表題番号:2023C-358 日付:2023/10/16
研究課題近現代日欧における猫文化とその歴史的背景に関する比較研究
研究者所属(当時) 資格 氏名
(代表者) 文学学術院 文学部 教授 真辺 将之
研究成果概要
本年度の成果は主に2つ挙げられる。ひとつは、欧米の動物、特に猫に関する文献を多数収集し、それをもとに、欧米における動物文化のあり方を歴史的に探ることができた。特筆できるのは、前年度までフランスにおける猫文化を中心に検討してきたのに対し、本年度もフランスを訪問することで多数の猫に関する文献を集められたこと、さらに、英語の猫文化関連の文献についても本年度は多く入手することができたことである。
またもうひとつは、夏季休業期間中にヨーロッパ諸国に渡航し、各国における動物に関わるモニュメントや街アート、さらに猫にまつわる物品を展示する博物館(たとえばオルセー美術館にて開催されていた猫の小展示など)等を見学し、多くの写真を撮影することができた。

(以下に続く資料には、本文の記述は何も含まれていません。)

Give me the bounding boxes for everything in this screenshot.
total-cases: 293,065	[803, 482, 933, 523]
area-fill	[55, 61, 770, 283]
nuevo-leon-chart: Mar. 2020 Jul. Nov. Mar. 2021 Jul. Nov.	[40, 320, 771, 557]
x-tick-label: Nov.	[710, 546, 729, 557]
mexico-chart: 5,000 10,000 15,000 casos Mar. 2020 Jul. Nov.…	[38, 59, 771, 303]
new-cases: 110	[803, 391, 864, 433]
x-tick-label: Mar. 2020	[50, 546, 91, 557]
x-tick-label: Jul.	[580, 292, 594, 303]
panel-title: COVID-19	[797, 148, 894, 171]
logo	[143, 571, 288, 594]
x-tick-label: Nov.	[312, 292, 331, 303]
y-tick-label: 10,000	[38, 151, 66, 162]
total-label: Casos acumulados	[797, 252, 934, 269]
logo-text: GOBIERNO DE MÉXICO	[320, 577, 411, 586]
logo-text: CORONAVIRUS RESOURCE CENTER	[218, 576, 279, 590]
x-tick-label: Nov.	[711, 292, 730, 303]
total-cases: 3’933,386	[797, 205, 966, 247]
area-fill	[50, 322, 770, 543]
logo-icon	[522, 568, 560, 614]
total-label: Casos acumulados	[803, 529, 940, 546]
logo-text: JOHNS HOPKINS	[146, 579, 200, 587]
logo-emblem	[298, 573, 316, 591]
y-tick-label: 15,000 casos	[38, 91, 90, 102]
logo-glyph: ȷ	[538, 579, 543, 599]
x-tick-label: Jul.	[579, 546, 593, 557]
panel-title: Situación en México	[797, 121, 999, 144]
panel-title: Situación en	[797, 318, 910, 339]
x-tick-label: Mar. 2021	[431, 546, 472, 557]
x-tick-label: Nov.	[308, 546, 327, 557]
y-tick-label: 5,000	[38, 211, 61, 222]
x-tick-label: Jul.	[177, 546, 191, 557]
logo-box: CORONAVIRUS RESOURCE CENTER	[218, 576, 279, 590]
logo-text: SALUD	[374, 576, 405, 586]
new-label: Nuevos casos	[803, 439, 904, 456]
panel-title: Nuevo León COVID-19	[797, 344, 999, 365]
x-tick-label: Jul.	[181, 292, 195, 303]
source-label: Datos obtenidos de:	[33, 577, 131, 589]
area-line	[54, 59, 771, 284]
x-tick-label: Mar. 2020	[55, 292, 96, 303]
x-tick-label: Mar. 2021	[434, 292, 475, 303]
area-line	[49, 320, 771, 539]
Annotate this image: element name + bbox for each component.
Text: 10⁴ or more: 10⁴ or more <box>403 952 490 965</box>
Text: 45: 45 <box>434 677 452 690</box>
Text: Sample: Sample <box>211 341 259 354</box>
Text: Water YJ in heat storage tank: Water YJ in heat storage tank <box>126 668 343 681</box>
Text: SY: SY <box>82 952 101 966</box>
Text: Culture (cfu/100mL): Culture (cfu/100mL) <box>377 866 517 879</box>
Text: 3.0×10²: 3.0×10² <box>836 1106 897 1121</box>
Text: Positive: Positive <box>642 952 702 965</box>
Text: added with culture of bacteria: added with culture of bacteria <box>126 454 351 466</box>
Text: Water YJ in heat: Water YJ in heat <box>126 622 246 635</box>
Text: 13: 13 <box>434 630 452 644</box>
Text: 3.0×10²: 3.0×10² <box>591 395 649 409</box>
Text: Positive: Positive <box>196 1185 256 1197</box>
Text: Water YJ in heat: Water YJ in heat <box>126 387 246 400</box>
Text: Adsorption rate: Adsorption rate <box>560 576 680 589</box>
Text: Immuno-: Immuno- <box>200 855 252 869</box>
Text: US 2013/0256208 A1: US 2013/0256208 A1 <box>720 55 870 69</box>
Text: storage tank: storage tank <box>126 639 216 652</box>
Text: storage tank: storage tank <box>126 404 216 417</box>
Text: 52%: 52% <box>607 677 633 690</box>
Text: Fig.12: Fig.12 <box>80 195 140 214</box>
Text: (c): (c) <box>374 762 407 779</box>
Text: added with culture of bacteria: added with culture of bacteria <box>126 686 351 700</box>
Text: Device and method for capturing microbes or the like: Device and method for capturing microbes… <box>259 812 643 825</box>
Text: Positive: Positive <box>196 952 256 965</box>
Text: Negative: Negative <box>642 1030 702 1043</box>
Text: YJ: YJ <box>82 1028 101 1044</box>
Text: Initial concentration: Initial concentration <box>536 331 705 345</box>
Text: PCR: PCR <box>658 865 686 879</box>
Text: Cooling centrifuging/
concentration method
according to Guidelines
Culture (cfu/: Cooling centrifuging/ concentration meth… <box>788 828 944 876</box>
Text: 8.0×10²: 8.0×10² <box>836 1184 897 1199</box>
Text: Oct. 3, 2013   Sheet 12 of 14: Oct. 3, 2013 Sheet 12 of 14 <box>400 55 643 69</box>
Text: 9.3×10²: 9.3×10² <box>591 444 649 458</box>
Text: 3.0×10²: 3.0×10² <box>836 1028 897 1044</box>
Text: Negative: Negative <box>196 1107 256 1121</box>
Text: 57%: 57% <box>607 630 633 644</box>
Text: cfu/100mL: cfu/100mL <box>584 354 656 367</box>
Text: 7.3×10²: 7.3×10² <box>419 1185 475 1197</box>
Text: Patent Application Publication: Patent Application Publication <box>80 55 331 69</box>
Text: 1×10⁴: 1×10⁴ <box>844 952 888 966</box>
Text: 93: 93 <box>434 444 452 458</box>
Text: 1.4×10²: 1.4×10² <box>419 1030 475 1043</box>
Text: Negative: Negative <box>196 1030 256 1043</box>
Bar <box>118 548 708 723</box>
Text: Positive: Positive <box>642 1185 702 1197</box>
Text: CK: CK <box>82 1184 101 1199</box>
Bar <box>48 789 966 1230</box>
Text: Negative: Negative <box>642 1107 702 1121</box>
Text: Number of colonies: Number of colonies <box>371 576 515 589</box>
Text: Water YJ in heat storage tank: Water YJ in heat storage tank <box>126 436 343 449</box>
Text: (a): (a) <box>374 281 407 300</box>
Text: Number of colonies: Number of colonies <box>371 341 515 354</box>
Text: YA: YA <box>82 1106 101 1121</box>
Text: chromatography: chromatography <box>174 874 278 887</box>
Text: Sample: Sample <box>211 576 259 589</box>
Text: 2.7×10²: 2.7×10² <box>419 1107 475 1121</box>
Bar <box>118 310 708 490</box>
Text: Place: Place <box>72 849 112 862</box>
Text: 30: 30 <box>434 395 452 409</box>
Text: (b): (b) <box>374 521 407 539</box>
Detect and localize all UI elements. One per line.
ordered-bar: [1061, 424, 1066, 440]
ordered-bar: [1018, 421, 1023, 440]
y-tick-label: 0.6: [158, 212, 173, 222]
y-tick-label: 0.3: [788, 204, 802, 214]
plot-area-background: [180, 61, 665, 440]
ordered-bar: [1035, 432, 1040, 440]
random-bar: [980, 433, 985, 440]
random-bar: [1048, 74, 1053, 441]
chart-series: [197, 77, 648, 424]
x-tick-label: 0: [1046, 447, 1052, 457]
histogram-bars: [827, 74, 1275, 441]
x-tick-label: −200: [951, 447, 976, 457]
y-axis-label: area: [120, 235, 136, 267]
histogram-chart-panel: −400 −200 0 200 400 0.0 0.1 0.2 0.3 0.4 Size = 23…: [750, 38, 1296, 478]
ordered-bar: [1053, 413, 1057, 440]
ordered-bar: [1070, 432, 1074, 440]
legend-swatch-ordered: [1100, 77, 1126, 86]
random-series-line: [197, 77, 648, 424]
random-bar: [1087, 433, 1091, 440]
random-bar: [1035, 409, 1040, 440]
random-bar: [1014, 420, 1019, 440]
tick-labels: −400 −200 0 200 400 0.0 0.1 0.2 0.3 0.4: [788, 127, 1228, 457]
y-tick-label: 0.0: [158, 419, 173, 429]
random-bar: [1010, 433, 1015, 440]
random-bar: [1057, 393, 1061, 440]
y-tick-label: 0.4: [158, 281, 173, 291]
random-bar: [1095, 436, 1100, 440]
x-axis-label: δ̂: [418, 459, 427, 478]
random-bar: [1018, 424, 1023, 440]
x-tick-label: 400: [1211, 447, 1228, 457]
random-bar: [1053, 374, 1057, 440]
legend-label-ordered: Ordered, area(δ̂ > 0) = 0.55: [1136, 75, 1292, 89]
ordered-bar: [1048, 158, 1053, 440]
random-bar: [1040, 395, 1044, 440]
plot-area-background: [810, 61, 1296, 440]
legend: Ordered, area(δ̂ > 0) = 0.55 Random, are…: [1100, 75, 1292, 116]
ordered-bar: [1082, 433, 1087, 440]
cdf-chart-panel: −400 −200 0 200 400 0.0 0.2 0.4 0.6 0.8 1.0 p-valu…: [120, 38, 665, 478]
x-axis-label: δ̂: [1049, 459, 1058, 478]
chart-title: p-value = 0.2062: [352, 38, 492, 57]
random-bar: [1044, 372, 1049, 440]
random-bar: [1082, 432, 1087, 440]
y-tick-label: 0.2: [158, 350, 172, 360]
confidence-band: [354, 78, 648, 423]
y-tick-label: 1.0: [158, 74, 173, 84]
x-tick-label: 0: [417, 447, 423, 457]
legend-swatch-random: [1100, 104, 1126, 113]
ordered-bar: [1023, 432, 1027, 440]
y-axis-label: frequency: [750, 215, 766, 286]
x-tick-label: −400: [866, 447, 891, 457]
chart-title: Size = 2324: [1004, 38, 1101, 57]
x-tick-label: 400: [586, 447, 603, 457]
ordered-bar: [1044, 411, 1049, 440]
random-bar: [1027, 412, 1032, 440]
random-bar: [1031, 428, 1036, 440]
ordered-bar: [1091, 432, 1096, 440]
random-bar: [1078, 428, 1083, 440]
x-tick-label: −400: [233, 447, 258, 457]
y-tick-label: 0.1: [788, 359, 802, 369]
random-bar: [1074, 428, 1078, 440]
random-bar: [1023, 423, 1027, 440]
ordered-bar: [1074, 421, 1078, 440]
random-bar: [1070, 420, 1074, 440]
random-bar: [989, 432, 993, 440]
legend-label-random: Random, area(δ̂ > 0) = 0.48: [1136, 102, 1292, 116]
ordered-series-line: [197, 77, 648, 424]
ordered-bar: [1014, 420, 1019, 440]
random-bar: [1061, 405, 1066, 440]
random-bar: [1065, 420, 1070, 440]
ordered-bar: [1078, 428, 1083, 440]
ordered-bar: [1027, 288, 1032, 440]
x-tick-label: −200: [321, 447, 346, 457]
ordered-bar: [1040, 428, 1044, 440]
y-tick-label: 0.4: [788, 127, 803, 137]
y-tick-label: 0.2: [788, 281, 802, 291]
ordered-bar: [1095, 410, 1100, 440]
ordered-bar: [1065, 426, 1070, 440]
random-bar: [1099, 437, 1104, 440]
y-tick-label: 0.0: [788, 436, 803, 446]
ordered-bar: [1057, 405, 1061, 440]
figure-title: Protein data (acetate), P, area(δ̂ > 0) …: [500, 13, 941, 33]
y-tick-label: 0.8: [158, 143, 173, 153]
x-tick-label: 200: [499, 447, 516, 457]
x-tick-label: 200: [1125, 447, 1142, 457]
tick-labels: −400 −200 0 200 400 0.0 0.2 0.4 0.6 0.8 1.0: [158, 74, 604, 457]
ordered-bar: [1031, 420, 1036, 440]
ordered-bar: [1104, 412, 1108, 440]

これらをもとに、それぞれの国や地域における動物文化のあり方の歴史と現状や、その背後に存在する歴史的文脈や社会的監修について考察を深める緒を掴むことが出来た。
このほか日本での調査結果をふまえて、室生犀星や谷崎潤一郎などの文筆家を題材に、歴史のなかにおける猫認識の変化や、「猫好き」のあり方の変化について検討を行ない、それらに関する論文2本の学術雑誌への掲載が決定した。このほか、本研究の成果を含む、ヨーロッパの人と猫の関係史や猫をめぐる文化史に関する著書を発表するべく、現在執筆準備を進めている最中であり、近い将来その成果を世に問うことができるものと考える。